Sejarah perjuangan kemerdekaan Indonesia telah mengungkapkan betapa
besarnya kontribusi agama dalam perjuangan kemerdekaan, dan
mempertahankan kemerdekaan Republik Indonesia. Banyak pahlawan yang
terlahir dan turut berjuang karena panggilan agamanya.
Agama di Indonesia memiliki posisi yang terhormat, dan indonesia
menanamkan karakter saling menghormati dalam kehidupannya lewat budaya
dan agamanya. Namun ironisnya, konflik yang mengatasnamakan agama mulai
timbul di Indonesia, dan meningkat tajam dengan semakin berkembangnya
gerakan ekstremis agama di Indonesia.
Tidak melihat ras atau agama siapapun menginginkan perdamaian, namun
tidaklah mudah untuk mewujudkan perdamaian. Karena itu manusia harus
tekun memperjuangkan perdamaian, dan perjuangan perdamaian mestinya nir
kekerasan. Esai ini akan membahas tentang peran agama membentuk pemuda
toleran dalam memelihara perdamaian.
Toleransi kunci Perdamaian
Perdamaian tidak akan bisa dicapai secara instan. Untuk mencapainya
perlu perkembangan dan proses berkelanjutan. Tanpa adanya perdamaian,
kesejahteraan masyarakat dalam bidang ekonomi dan politik tidak mungkin
tercapai. Hal ini dikarenakan tidak adanya sikap toleransi yang
memungkinkan keharmonisan dan kerjasama sosial antar masyarakatnya.
Toleransi sendiri adalah menghargai perbedaan dan kemampuan untuk
hidup dan membiarkan orang lain hidup dengan hidupnya. Toleransi
merupakan kemampuan untuk memberikan sikap yang objektif dan adil pada
pendapat, prilaku, ras, dan agama yang berbeda. Bukan hanya sekedar
tidak memperdulikan perbedaan, toleransi lebih mengarahkan manusia untuk
menunjukan rasa hormat pada perbedaan tiap tiap manusia.
Toleransi merupakan salah satu kunci utama dalam memelihara
perdamaian dan menjauhi konflik dalam kehidupan bermasyarakat (Yusuf,
2013). Dengan adanya toleransi bahkan ketika ada konflik, kelompok yang
berkonflik akan menahan rasa sakit masa lalu dan menyelesaikan perbedaan
secara damai. Perpecahan dan konflik pasti akan terlahir tanpa adanya
sikap toleransi.
Pada dasarnya, manusia diciptakan dengan berbagai macam perbedaan.

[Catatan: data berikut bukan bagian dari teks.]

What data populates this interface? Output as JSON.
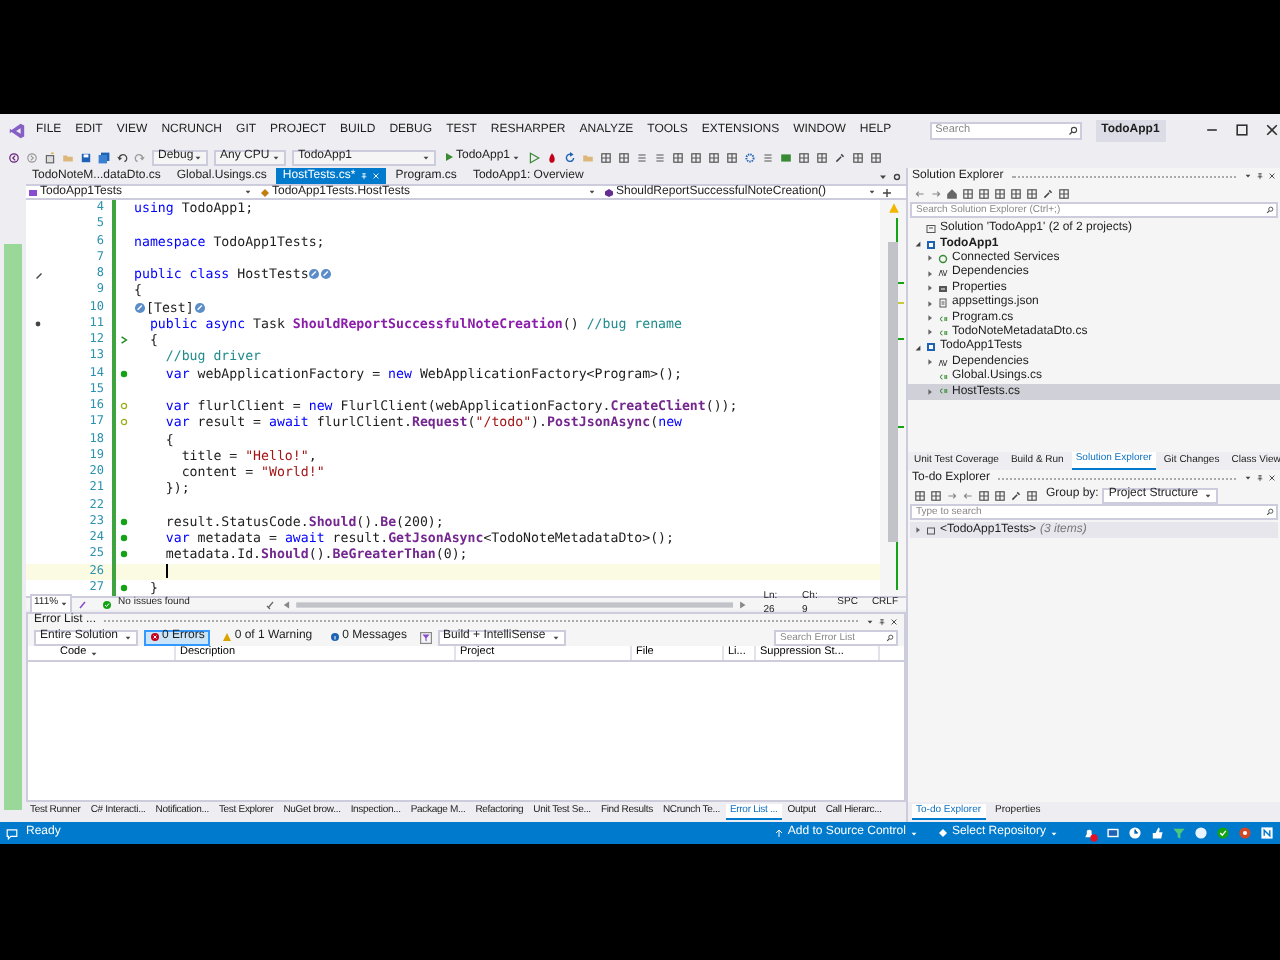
{
  "window": {
    "title": "TodoApp1"
  },
  "menu": [
    "FILE",
    "EDIT",
    "VIEW",
    "NCRUNCH",
    "GIT",
    "PROJECT",
    "BUILD",
    "DEBUG",
    "TEST",
    "RESHARPER",
    "ANALYZE",
    "TOOLS",
    "EXTENSIONS",
    "WINDOW",
    "HELP"
  ],
  "search": {
    "placeholder": "Search"
  },
  "toolbar": {
    "configuration": "Debug",
    "platform": "Any CPU",
    "startup_project": "TodoApp1",
    "start_button": "TodoApp1"
  },
  "document_tabs": [
    {
      "label": "TodoNoteM...dataDto.cs",
      "selected": false
    },
    {
      "label": "Global.Usings.cs",
      "selected": false
    },
    {
      "label": "HostTests.cs*",
      "selected": true
    },
    {
      "label": "Program.cs",
      "selected": false
    },
    {
      "label": "TodoApp1: Overview",
      "selected": false
    }
  ],
  "navigation_bar": [
    "TodoApp1Tests",
    "TodoApp1Tests.HostTests",
    "ShouldReportSuccessfulNoteCreation()"
  ],
  "editor": {
    "lines": [
      {
        "number": "4",
        "kind": "plain",
        "current": false,
        "segments": [
          {
            "kind": "keyword",
            "text": "using"
          },
          {
            "kind": "plain",
            "text": " TodoApp1;"
          }
        ]
      },
      {
        "number": "5",
        "kind": "plain",
        "current": false
      },
      {
        "number": "6",
        "kind": "plain",
        "current": false,
        "segments": [
          {
            "kind": "keyword",
            "text": "namespace"
          },
          {
            "kind": "plain",
            "text": " TodoApp1Tests;"
          }
        ]
      },
      {
        "number": "7",
        "kind": "plain",
        "current": false
      },
      {
        "number": "8",
        "kind": "plain",
        "current": false,
        "gutter": [
          {
            "kind": "edit"
          }
        ],
        "segments": [
          {
            "kind": "keyword",
            "text": "public class"
          },
          {
            "kind": "plain",
            "text": " HostTests"
          },
          {
            "kind": "hint"
          },
          {
            "kind": "hint"
          }
        ]
      },
      {
        "number": "9",
        "kind": "plain",
        "current": false,
        "segments": [
          {
            "kind": "plain",
            "text": "{"
          }
        ]
      },
      {
        "number": "10",
        "kind": "plain",
        "current": false,
        "segments": [
          {
            "kind": "hint"
          },
          {
            "kind": "plain",
            "text": "[Test]"
          },
          {
            "kind": "hint"
          }
        ]
      },
      {
        "number": "11",
        "kind": "plain",
        "current": false,
        "gutter": [
          {
            "kind": "bullet"
          }
        ],
        "segments": [
          {
            "kind": "keyword",
            "text": "  public async"
          },
          {
            "kind": "plain",
            "text": " Task "
          },
          {
            "kind": "declaration",
            "text": "ShouldReportSuccessfulNoteCreation"
          },
          {
            "kind": "plain",
            "text": "() "
          },
          {
            "kind": "comment",
            "text": "//bug rename"
          }
        ]
      },
      {
        "number": "12",
        "kind": "entry",
        "current": false,
        "segments": [
          {
            "kind": "plain",
            "text": "  {"
          }
        ]
      },
      {
        "number": "13",
        "kind": "plain",
        "current": false,
        "segments": [
          {
            "kind": "comment",
            "text": "    //bug driver"
          }
        ]
      },
      {
        "number": "14",
        "kind": "covered",
        "current": false,
        "segments": [
          {
            "kind": "keyword",
            "text": "    var"
          },
          {
            "kind": "plain",
            "text": " webApplicationFactory = "
          },
          {
            "kind": "keyword",
            "text": "new"
          },
          {
            "kind": "plain",
            "text": " WebApplicationFactory<Program>();"
          }
        ]
      },
      {
        "number": "15",
        "kind": "plain",
        "current": false
      },
      {
        "number": "16",
        "kind": "partial",
        "current": false,
        "segments": [
          {
            "kind": "keyword",
            "text": "    var"
          },
          {
            "kind": "plain",
            "text": " flurlClient = "
          },
          {
            "kind": "keyword",
            "text": "new"
          },
          {
            "kind": "plain",
            "text": " FlurlClient(webApplicationFactory."
          },
          {
            "kind": "method",
            "text": "CreateClient"
          },
          {
            "kind": "plain",
            "text": "());"
          }
        ]
      },
      {
        "number": "17",
        "kind": "partial",
        "current": false,
        "segments": [
          {
            "kind": "keyword",
            "text": "    var"
          },
          {
            "kind": "plain",
            "text": " result = "
          },
          {
            "kind": "keyword",
            "text": "await"
          },
          {
            "kind": "plain",
            "text": " flurlClient."
          },
          {
            "kind": "method",
            "text": "Request"
          },
          {
            "kind": "plain",
            "text": "("
          },
          {
            "kind": "string",
            "text": "\"/todo\""
          },
          {
            "kind": "plain",
            "text": ")."
          },
          {
            "kind": "method",
            "text": "PostJsonAsync"
          },
          {
            "kind": "plain",
            "text": "("
          },
          {
            "kind": "keyword",
            "text": "new"
          }
        ]
      },
      {
        "number": "18",
        "kind": "plain",
        "current": false,
        "segments": [
          {
            "kind": "plain",
            "text": "    {"
          }
        ]
      },
      {
        "number": "19",
        "kind": "plain",
        "current": false,
        "segments": [
          {
            "kind": "plain",
            "text": "      title = "
          },
          {
            "kind": "string",
            "text": "\"Hello!\""
          },
          {
            "kind": "plain",
            "text": ","
          }
        ]
      },
      {
        "number": "20",
        "kind": "plain",
        "current": false,
        "segments": [
          {
            "kind": "plain",
            "text": "      content = "
          },
          {
            "kind": "string",
            "text": "\"World!\""
          }
        ]
      },
      {
        "number": "21",
        "kind": "plain",
        "current": false,
        "segments": [
          {
            "kind": "plain",
            "text": "    });"
          }
        ]
      },
      {
        "number": "22",
        "kind": "plain",
        "current": false
      },
      {
        "number": "23",
        "kind": "covered",
        "current": false,
        "segments": [
          {
            "kind": "plain",
            "text": "    result.StatusCode."
          },
          {
            "kind": "method",
            "text": "Should"
          },
          {
            "kind": "plain",
            "text": "()."
          },
          {
            "kind": "method",
            "text": "Be"
          },
          {
            "kind": "plain",
            "text": "(200);"
          }
        ]
      },
      {
        "number": "24",
        "kind": "covered",
        "current": false,
        "segments": [
          {
            "kind": "keyword",
            "text": "    var"
          },
          {
            "kind": "plain",
            "text": " metadata = "
          },
          {
            "kind": "keyword",
            "text": "await"
          },
          {
            "kind": "plain",
            "text": " result."
          },
          {
            "kind": "method",
            "text": "GetJsonAsync"
          },
          {
            "kind": "plain",
            "text": "<TodoNoteMetadataDto>();"
          }
        ]
      },
      {
        "number": "25",
        "kind": "covered",
        "current": false,
        "segments": [
          {
            "kind": "plain",
            "text": "    metadata.Id."
          },
          {
            "kind": "method",
            "text": "Should"
          },
          {
            "kind": "plain",
            "text": "()."
          },
          {
            "kind": "method",
            "text": "BeGreaterThan"
          },
          {
            "kind": "plain",
            "text": "(0);"
          }
        ]
      },
      {
        "number": "26",
        "kind": "plain",
        "current": true
      },
      {
        "number": "27",
        "kind": "covered",
        "current": false,
        "segments": [
          {
            "kind": "plain",
            "text": "  }"
          }
        ]
      }
    ]
  },
  "editor_status": {
    "zoom": "111%",
    "issues": "No issues found",
    "line": "Ln: 26",
    "column": "Ch: 9",
    "whitespace": "SPC",
    "line_ending": "CRLF"
  },
  "error_list": {
    "title": "Error List ...",
    "scope": "Entire Solution",
    "filters": [
      {
        "kind": "error",
        "label": "0 Errors",
        "on": true
      },
      {
        "kind": "warning",
        "label": "0 of 1 Warning",
        "on": false
      },
      {
        "kind": "message",
        "label": "0 Messages",
        "on": false
      }
    ],
    "source": "Build + IntelliSense",
    "search": {
      "placeholder": "Search Error List"
    },
    "columns": [
      "Code",
      "Description",
      "Project",
      "File",
      "Li...",
      "Suppression St..."
    ]
  },
  "bottom_tabs": [
    {
      "label": "Test Runner",
      "selected": false
    },
    {
      "label": "C# Interacti...",
      "selected": false
    },
    {
      "label": "Notification...",
      "selected": false
    },
    {
      "label": "Test Explorer",
      "selected": false
    },
    {
      "label": "NuGet brow...",
      "selected": false
    },
    {
      "label": "Inspection...",
      "selected": false
    },
    {
      "label": "Package M...",
      "selected": false
    },
    {
      "label": "Refactoring",
      "selected": false
    },
    {
      "label": "Unit Test Se...",
      "selected": false
    },
    {
      "label": "Find Results",
      "selected": false
    },
    {
      "label": "NCrunch Te...",
      "selected": false
    },
    {
      "label": "Error List ...",
      "selected": true
    },
    {
      "label": "Output",
      "selected": false
    },
    {
      "label": "Call Hierarc...",
      "selected": false
    }
  ],
  "solution_explorer": {
    "title": "Solution Explorer",
    "search": {
      "placeholder": "Search Solution Explorer (Ctrl+;)"
    },
    "tree": [
      {
        "label": "Solution 'TodoApp1' (2 of 2 projects)",
        "kind": "solution",
        "selected": false,
        "startup": false
      },
      {
        "label": "TodoApp1",
        "kind": "project",
        "selected": false,
        "startup": true,
        "expanded": true,
        "children": [
          {
            "label": "Connected Services",
            "kind": "service",
            "selected": false,
            "startup": false,
            "expanded": false
          },
          {
            "label": "Dependencies",
            "kind": "dependencies",
            "selected": false,
            "startup": false,
            "expanded": false
          },
          {
            "label": "Properties",
            "kind": "properties",
            "selected": false,
            "startup": false,
            "expanded": false
          },
          {
            "label": "appsettings.json",
            "kind": "json",
            "selected": false,
            "startup": false,
            "expanded": false
          },
          {
            "label": "Program.cs",
            "kind": "csharp",
            "selected": false,
            "startup": false,
            "expanded": false
          },
          {
            "label": "TodoNoteMetadataDto.cs",
            "kind": "csharp",
            "selected": false,
            "startup": false,
            "expanded": false
          }
        ]
      },
      {
        "label": "TodoApp1Tests",
        "kind": "project",
        "selected": false,
        "startup": false,
        "expanded": true,
        "children": [
          {
            "label": "Dependencies",
            "kind": "dependencies",
            "selected": false,
            "startup": false,
            "expanded": false
          },
          {
            "label": "Global.Usings.cs",
            "kind": "csharp",
            "selected": false,
            "startup": false
          },
          {
            "label": "HostTests.cs",
            "kind": "csharp",
            "selected": true,
            "startup": false,
            "expanded": false
          }
        ]
      }
    ]
  },
  "panel_tabs": [
    {
      "label": "Unit Test Coverage",
      "selected": false
    },
    {
      "label": "Build & Run",
      "selected": false
    },
    {
      "label": "Solution Explorer",
      "selected": true
    },
    {
      "label": "Git Changes",
      "selected": false
    },
    {
      "label": "Class View",
      "selected": false
    }
  ],
  "todo_explorer": {
    "title": "To-do Explorer",
    "group_by_label": "Group by:",
    "group_by": "Project Structure",
    "search": {
      "placeholder": "Type to search"
    },
    "items": [
      {
        "label": "<TodoApp1Tests>",
        "count": "(3 items)",
        "expanded": false
      }
    ]
  },
  "right_bottom_tabs": [
    {
      "label": "To-do Explorer",
      "selected": true
    },
    {
      "label": "Properties",
      "selected": false
    }
  ],
  "status_bar": {
    "text": "Ready",
    "source_control": "Add to Source Control",
    "repository": "Select Repository"
  }
}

Lokasi hidup, agama yang dianut, pendidikan, keadaan sosial akan
membentuk karakter dan nilai- nilai yang di miliki seseorang. Nilai
nilai hidup yang berbeda sangat rentan menimbulkan sebuah kesalahpahaman
dalam komunikasi tanpa adanya toleransi akan perbedaan. Hanya dengan
rasa saling percaya masyarakat dapat membangun perdamaian.
Rasa saling percaya harus dibangun dengan pendidikan karakter yang
mendukung rasa pengertian, toleransi, saling hormat, dan komunikasi.
Bibit bibit perdamaian dan toleransi beragama ini harus ditanamkan sejak
dini didalam diri anak anak, agar generasi penerus bangsa yang
terbentuk adalah generasi cinta damai.
Generasi Baru Cinta Damai
Generasi masa depan bangsa adalah penentu masa depan bangsa. Bangsa
yang berhasil adalah bangsa yang masyarakatnya cinta damai. Dengan
lahirnya generasi cinta damai diharapkan masyarakat Indonesia akan
memiliki toleransi dan terbebas dari konflik yang menjerumuskan ke
jurang perpecahan destruktif dan berkepanjangan.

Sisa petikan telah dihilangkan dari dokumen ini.